• by Wendy Davis , Staff Writer, October 14, 2016

The ad industry may be pushing back against the Federal Communications Commission's revised proposal for privacy rules, but some advocates are pressing the agency for even tougher rules.

The proposed rules, unveiled last week by FCC Chairman Tom Wheeler, would require broadband providers like Comcast and AT&T to obtain consumers' opt-in consent before drawing on "sensitive" information -- including their Web browsing and app usage history for ad targeting. The proposed regulations would allow providers to use "non-sensitive" information for ad targeting on an opt-out basis.

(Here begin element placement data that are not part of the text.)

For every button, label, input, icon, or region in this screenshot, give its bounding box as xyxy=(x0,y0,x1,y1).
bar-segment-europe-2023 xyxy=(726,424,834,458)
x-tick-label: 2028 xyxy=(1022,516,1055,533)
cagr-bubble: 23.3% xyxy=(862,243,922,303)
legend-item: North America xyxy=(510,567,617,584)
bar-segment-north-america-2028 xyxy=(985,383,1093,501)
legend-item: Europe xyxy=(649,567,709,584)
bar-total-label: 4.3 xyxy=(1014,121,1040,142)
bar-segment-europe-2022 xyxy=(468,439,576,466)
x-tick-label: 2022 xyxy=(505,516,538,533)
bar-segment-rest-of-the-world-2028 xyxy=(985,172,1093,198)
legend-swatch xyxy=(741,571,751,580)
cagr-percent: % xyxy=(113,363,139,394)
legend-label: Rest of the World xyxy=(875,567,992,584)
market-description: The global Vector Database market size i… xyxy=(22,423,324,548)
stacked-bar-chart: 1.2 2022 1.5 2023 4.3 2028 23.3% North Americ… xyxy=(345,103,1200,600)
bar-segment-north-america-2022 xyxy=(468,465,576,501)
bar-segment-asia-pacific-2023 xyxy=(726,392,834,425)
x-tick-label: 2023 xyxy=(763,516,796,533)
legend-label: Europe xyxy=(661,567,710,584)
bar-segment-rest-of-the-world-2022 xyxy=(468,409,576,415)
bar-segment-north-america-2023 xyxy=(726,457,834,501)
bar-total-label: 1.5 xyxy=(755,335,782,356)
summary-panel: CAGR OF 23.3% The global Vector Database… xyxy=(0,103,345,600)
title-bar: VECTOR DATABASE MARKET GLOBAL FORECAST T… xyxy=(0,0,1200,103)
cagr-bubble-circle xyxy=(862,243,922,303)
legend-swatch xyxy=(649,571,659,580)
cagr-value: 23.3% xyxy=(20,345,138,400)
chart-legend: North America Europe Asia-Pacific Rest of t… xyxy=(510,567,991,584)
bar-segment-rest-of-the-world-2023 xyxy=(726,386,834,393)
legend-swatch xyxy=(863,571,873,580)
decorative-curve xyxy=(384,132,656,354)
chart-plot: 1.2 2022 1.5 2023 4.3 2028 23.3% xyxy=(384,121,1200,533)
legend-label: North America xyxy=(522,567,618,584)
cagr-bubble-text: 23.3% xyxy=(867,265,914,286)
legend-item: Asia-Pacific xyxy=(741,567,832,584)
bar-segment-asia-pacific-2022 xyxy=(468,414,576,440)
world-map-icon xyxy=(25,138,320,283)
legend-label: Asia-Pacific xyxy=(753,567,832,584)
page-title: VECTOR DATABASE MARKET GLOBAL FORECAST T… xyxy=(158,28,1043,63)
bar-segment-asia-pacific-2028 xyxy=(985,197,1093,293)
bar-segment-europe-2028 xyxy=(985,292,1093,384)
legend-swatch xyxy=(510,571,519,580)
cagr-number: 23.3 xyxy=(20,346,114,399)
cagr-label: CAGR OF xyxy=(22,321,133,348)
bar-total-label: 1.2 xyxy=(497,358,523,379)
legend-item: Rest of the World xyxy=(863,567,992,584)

Ad trade groups say there's no reason to require broadband providers to seek users' opt-in consent before drawing on Web browsing or app usage history for ads. Ad groups say this type of information isn't always "sensitive" -- at least not according to the industry's relatively narrow definition of that term. (Industry groups say that sensitive data only includes material like precise geolocation information, financial account numbers and health care information.)

By contrast, New America’s Open Technology Institute is pushing the FCC to expand the definition of "sensitive" to cover other information, including data about what time of day people use their broadband connections.

"Information about when and how much a customer uses their connection can be analyzed to determine when the customer is home and when they are not (i.e., location), as well as when they are asleep and when they are awake," the Open Technology Institute writes. "Information about the volume of traffic on the network can be analyzed to deduce what a customer is doing (e.g., streaming a movie). And changes in routine traffic patterns could indicate that a customer is on vacation, has become unemployed, or has experienced a change in family status."

The organization also urges the FCC to explicitly say that subscribers' IP addresses are "sensitive" data. "IP address can disclose accurate geolocation information," the advocates say. "The FCC should ensure that its final rule allows it to enforce against the use and disclosure of source IP addresses, which can accurately locate a person, without opt-in consent."